What does it mean when your condominium association has a right of first refusal?

A right of first refusal (“ROFR”) is a legal arrangement where the right to buy a property is held by a specific party that is not the owner of the property. If the owner of the property decides to sell the property, then the party with the ROFR can choose to buy it, and the owner will have to sell it to that party.

A ROFR is often seen in condominium associations. If an owner wants to sell a condominium unit and the association has a ROFR, then the association has the right to purchase the property from the seller before the seller can sell the property to anyone else.

If an association has a ROFR, it will be found in the association’s governing documents. Form contracts in Florida require the seller to indicate whether the association has a ROFR. Whether the association has a ROFR can usually be found in standard condominium riders used in Florida.

The purpose of the ROFR for associations is so associations can exercise control over the transfer and leasing of condominium units. More specifically, associations use ROFR to:

  1. Prevent sales to undesirable buyers.

  2. Prevent units from being sold below value. A below value sale could affect future appraisals and therefore affect the whole building.

  3. Purchase a unit for association/condominium purposes, such as, converting the unit into an office or community room for the building.

For a unit in a condominium complex to be sold, some associations require that the association evaluate whether the ROFR will be exercised or not before the property can be sold. The association may be required to provide a letter signed by the President or some other officer of the association indicating that the ROFR will not be exercised, and the letter is then recorded with the deed at closing after the property is sold.

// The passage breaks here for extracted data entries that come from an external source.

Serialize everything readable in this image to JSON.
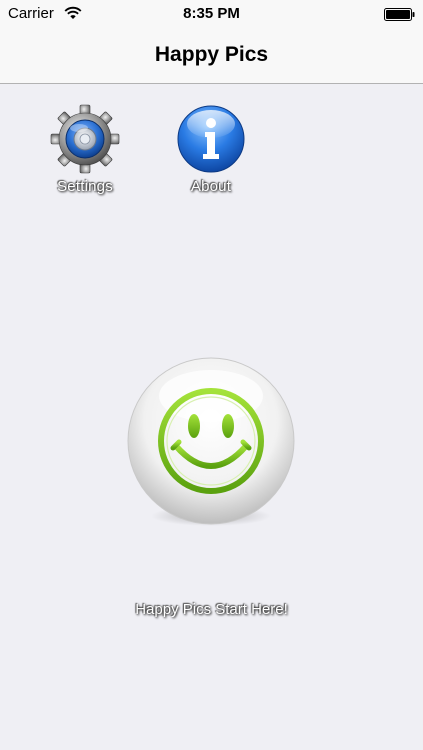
{
  "status_bar": {
    "carrier": "Carrier",
    "time": "8:35 PM",
    "wifi_icon": "wifi-icon",
    "battery_icon": "battery-icon"
  },
  "nav": {
    "title": "Happy Pics"
  },
  "launchers": {
    "settings": {
      "label": "Settings",
      "icon": "gear-icon"
    },
    "about": {
      "label": "About",
      "icon": "info-icon"
    }
  },
  "main": {
    "start_button_icon": "smiley-icon",
    "start_label": "Happy Pics Start Here!"
  },
  "colors": {
    "background": "#efeff4",
    "nav_background": "#f8f8f8",
    "smiley_green": "#7dc41a",
    "info_blue": "#1f6fd6",
    "gear_blue": "#2a6fd1"
  }
}
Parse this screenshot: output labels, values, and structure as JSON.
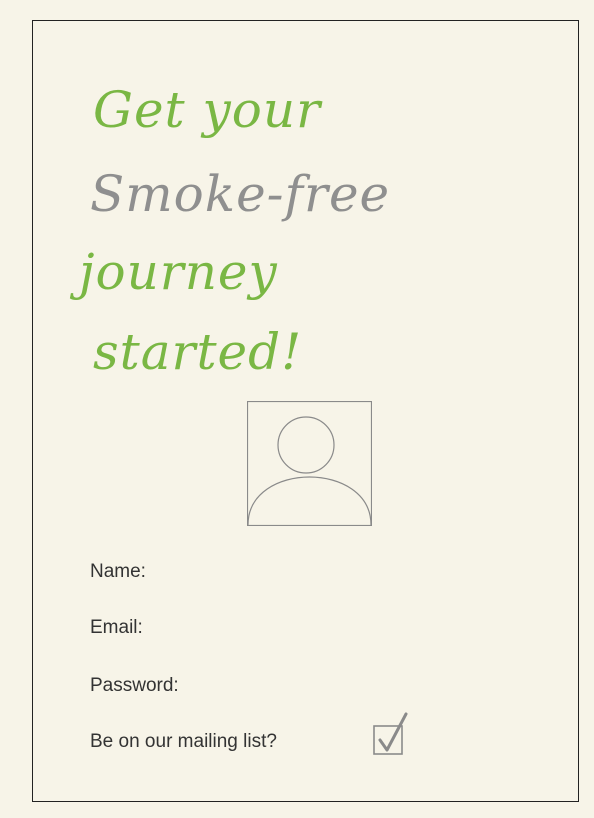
{
  "headline": {
    "line1": "Get your",
    "line2": "Smoke-free",
    "line3": "journey",
    "line4": "started!"
  },
  "form": {
    "name_label": "Name:",
    "email_label": "Email:",
    "password_label": "Password:",
    "mailing_label": "Be on our mailing list?",
    "mailing_checked": true
  },
  "icons": {
    "avatar": "user-avatar-placeholder-icon",
    "checkbox": "checkmark-icon"
  },
  "colors": {
    "accent_green": "#7ab744",
    "accent_grey": "#8f8f8f",
    "background": "#f7f4e8"
  }
}
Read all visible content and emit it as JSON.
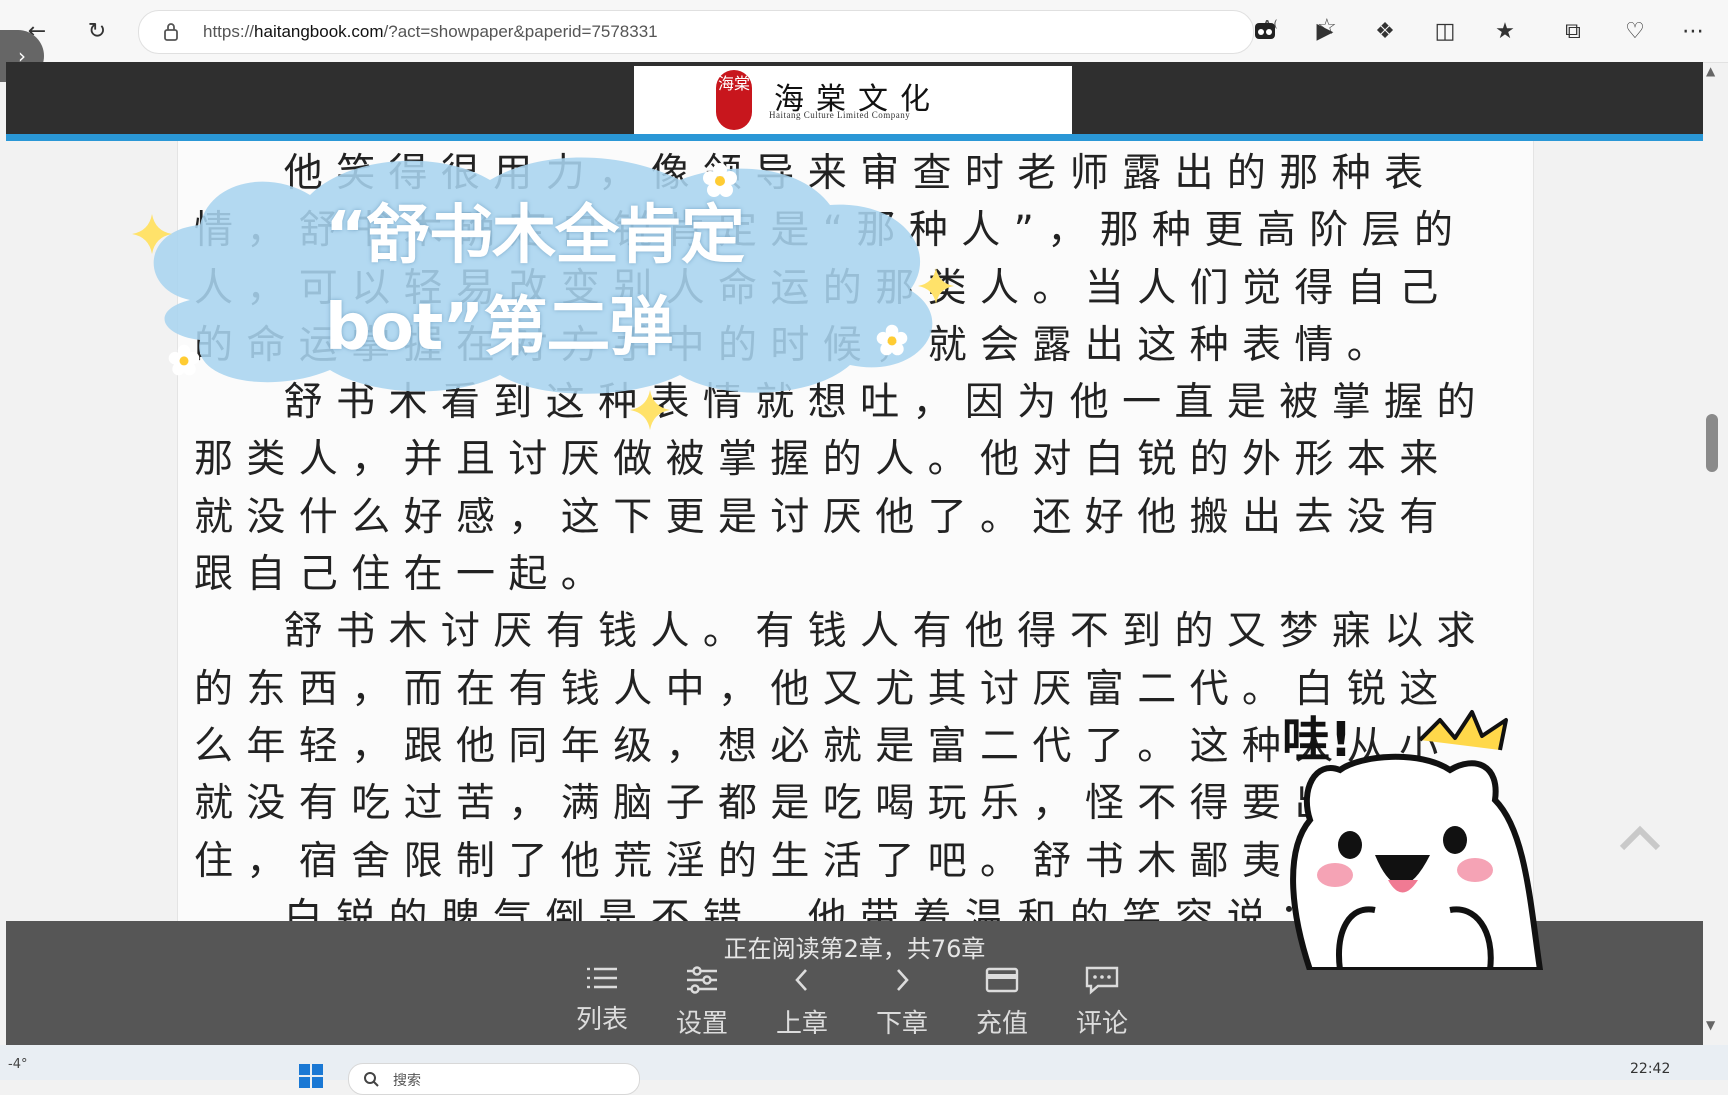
{
  "browser": {
    "url_prefix": "https://",
    "url_host": "haitangbook.com",
    "url_path": "/?act=showpaper&paperid=7578331"
  },
  "site": {
    "logo_seal": "海棠",
    "logo_title": "海棠文化",
    "logo_subtitle": "Haitang Culture Limited Company"
  },
  "chapter_text": [
    "他笑得很用力，像领导来审查时老师露出的那种表情，舒书木确定白锐肯定是“那种人”，那种更高阶层的人，可以轻易改变别人命运的那类人。当人们觉得自己的命运掌握在对方手中的时候，就会露出这种表情。",
    "舒书木看到这种表情就想吐，因为他一直是被掌握的那类人，并且讨厌做被掌握的人。他对白锐的外形本来就没什么好感，这下更是讨厌他了。还好他搬出去没有跟自己住在一起。",
    "舒书木讨厌有钱人。有钱人有他得不到的又梦寐以求的东西，而在有钱人中，他又尤其讨厌富二代。白锐这么年轻，跟他同年级，想必就是富二代了。这种人从小就没有吃过苦，满脑子都是吃喝玩乐，怪不得要出去住，宿舍限制了他荒淫的生活了吧。舒书木鄙夷地想。",
    "白锐的脾气倒是不错，他带着温和的笑容说："
  ],
  "reader_bar": {
    "progress_text": "正在阅读第2章，共76章",
    "buttons": [
      {
        "label": "列表",
        "icon": "list-icon"
      },
      {
        "label": "设置",
        "icon": "settings-sliders-icon"
      },
      {
        "label": "上章",
        "icon": "chevron-left-icon"
      },
      {
        "label": "下章",
        "icon": "chevron-right-icon"
      },
      {
        "label": "充值",
        "icon": "card-icon"
      },
      {
        "label": "评论",
        "icon": "comment-icon"
      }
    ]
  },
  "overlay": {
    "title_line1": "“舒书木全肯定",
    "title_line2": "bot”第二弹",
    "exclaim": "哇!"
  },
  "taskbar": {
    "weather": "-4°",
    "search_placeholder": "搜索",
    "time": "22:42"
  },
  "colors": {
    "header_bg": "#2f2f2f",
    "header_accent": "#2a97d6",
    "seal_red": "#c8161d",
    "reader_bar_bg": "#565656",
    "cloud_blue": "#a9d4ef"
  }
}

Although associations may have a ROFR, it is rarely exercised because it is difficult to achieve. For instance, associations are often required to exercise their ROFR within a specific time laid out in the association’s bylaws, the association needs enough cash on hand to make the purchase, the association needs to hold a unit owner meeting to exercise the ROFR, and the association needs a majority of unit owners to vote to approve the ROFR purchase.